A Pentagon audit has found that the federal government overpaid Harry Sargeant III by as much as $204 million on several military contracts worth nearly $2.7 billion. The audit by the Defense Department's inspector general estimated that the department paid the oilman "$160 [million] to $204 million more for fuel than could be supported by price or cost analysis." The study also reported that the three contracts were awarded under conditions that effectively eliminated the other bidders. Rep. Henry A. Waxman (D-Calif.), who led the probe, asserted in a letter to Defense Secretary Robert M. Gates that Sargeant had won the three jet fuel contracts, despite having among the highest bids, because he had an effective monopoly over the routes. Waxman accused Sargeant and his company of price gouging and "engaging in the worst form of war profiteering."

==Political activities==
A longtime major Republican fundraiser and active behind the scenes in Florida politics since the mid-1990s, Sargeant has had a long-standing close relationship with former governor of Florida Charlie Crist, both being Pi Kappa Alpha (πΚΑ), fraternity brothers in the 1970s at Florida State University. Following Crist's gubernatorial victory, Crist tapped Sargeant as the state Republican Party's Finance Chairman, a non-paying post he held until early 2009. He resigned the post shortly before a Sargeant Marine employee, sales coordinator Ala'a al-Ali, was indicted for illegal donations to the campaigns of Charlie Crist and John McCain.

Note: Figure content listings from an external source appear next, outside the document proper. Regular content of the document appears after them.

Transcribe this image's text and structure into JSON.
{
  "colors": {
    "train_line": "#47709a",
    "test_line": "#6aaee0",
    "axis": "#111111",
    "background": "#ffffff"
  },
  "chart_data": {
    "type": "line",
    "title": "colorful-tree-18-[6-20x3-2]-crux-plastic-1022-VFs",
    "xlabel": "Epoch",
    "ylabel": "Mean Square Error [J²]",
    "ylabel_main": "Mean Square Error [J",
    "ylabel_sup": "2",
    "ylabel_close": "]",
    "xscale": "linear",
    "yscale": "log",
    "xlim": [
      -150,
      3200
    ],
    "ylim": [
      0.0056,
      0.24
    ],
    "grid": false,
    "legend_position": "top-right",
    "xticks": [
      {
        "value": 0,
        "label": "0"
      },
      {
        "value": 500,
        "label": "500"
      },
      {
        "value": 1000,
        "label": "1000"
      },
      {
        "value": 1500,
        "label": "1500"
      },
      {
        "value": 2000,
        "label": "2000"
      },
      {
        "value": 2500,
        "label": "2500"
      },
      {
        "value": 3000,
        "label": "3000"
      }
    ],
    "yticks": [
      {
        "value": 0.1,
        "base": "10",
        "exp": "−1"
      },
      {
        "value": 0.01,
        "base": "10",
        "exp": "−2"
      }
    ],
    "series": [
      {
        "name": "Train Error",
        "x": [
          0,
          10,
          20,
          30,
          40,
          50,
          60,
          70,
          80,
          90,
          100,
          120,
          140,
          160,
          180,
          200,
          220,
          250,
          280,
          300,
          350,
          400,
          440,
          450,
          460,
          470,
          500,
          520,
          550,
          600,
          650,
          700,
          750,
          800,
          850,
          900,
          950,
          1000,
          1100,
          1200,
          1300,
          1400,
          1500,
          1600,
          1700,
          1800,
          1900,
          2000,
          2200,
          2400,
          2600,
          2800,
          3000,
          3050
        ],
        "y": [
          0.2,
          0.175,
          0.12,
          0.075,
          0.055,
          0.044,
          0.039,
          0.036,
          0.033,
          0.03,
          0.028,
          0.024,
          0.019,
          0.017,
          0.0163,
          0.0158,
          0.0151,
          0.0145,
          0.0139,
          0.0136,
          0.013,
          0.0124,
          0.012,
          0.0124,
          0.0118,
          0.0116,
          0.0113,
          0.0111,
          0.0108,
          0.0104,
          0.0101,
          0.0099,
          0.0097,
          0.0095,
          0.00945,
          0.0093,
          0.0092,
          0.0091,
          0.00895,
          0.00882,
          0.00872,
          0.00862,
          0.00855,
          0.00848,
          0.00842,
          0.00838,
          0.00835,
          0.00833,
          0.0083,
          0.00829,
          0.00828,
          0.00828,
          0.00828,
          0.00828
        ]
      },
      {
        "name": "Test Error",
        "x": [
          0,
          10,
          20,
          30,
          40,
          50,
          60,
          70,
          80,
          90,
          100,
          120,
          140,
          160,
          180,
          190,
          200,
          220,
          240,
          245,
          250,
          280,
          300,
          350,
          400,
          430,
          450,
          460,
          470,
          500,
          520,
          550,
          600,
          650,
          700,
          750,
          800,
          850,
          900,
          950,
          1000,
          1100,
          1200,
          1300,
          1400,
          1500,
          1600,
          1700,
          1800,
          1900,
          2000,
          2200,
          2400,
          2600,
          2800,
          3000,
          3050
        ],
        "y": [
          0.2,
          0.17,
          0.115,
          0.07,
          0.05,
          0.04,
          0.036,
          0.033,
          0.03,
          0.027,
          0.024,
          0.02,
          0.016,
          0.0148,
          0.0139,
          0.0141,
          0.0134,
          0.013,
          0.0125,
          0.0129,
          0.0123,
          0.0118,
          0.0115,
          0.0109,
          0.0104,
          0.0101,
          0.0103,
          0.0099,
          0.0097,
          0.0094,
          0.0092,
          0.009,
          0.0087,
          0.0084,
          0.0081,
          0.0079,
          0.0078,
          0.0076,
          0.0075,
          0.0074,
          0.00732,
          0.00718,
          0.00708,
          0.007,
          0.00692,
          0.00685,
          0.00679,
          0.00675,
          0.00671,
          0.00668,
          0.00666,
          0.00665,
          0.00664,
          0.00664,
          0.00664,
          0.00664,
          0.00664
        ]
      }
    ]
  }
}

In the 2008 presidential race Sargeant donated to onetime Republican front-runner Rudy Giuliani, Mitt Romney, and eventual Republican nominee Senator John McCain. Crist had been considered as a possible McCain running mate in 2008 before running as an Independent candidate for the United States Senate from Florida in 2010.

Sargeant loaned money to Lev Parnas, the indicted associate of Rudy Giuliani, as Parnas maneuvered to press the Ukrainian government to announce investigations that would help President Donald Trump politically. Congress released WhatsApp text messages between Parnas and Sargeant as part of materials obtained from Parnas. The messages showed that Sargeant helped fund some of Parnas’ travel and was supportive of efforts by Parnas and Giuliani to convince Trump to remove US Ambassador to Ukraine Marie Yovanovitch.

In February 2026, President Trump stated that Harry Sargeant III did not have authority to act on behalf of the United States and emphasized that only individuals approved by the State Department may represent the government, following a report by The Wall Street Journal regarding Sargeant’s involvement in discussions related to Venezuela’s oil sector. Sargeant was allegedly pushing for the easing of Venezuela’s sanctions, which affected the operations of his investments in the country. He reportedly leveraged this by supporting those in the Trump administration who can help repair the US-Venezuelan relations.  Sargeant has denied lobbying against hardline sanctions toward Venezuela.

==Personal life==
Harry Sargeant III is married to Deborah Sargeant and they have two children.

His brother, Daniel Sargeant, is the father of racing drivers Dalton and Logan Sargeant.